Find the least number of comparisons needed to sort five ele

Find the least number of comparisons needed to sort five elements and devise an algorithm that sorts these elements using this number of comparison.

Solution

simple method -

Split A, B, C, D, E into just two parts (A, B, C) and (D, E).
It will take 3 comparisons to sort (A,B,C)
and 1 to sort (D, E).

Then keep comparing the heads of the lists,
and peel off the smaller of the pair each time.

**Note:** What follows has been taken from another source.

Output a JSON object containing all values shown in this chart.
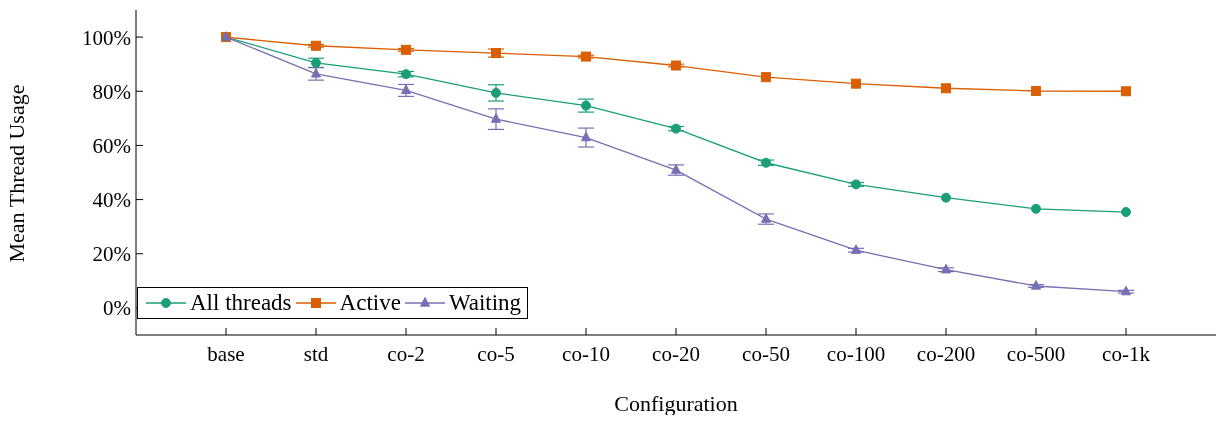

It will take at most 4 more comparisons to finish the job.

long answer -

We want to know 10 binary relationships:
A vs (B, C, D, E)
B vs (C, D, E)
C vs (D, E)
D vs (E)

Obviously, if we did 10 comparisons, we\'d know each one.
Just saving two comparisons doesn\'t seem too hard.

Let\'s try a merge sort:
1) with 1 comparison we can sort the subset (A, B).
2) with 1 comparison we can sort the subset (C, D).
with 0 comparisons we can sort the subset (E).

So far total of 2 comparisons.

Then we find the smallest overall, with two more comparisons
using the smallest members of each subset.

(Example: A < B, C < D: compare A vs C and the lesser against E)
Let\'s say C < A.

4 comparisons so far.

Now we have either
1) E < C: E is the smallest, C is the second smallest, and we\'re left with (D) (A, B)
2) C < E: C is the smallest and we\'re left with (A, B) (D) (E)

Case 1 (D) and (A, B):
It will take one or two more comparisons (total of 5 or 6) to sort those 3.
D vs A. If D < A, we\'re done, otherwise we need D vs B.


Case 2 (A, B) (D) (E):
Compare D vs E. (Let\'s say E < D).
Compare E vs A.

6 comparisons so far.
Case 2a) E < A: E is second smallest, we have (A, B) D, which takes one or two more (see case 1).
Case 2b) A < E: A is second smallest, we have (B) (E, D) which also takes one or two more (see case 1).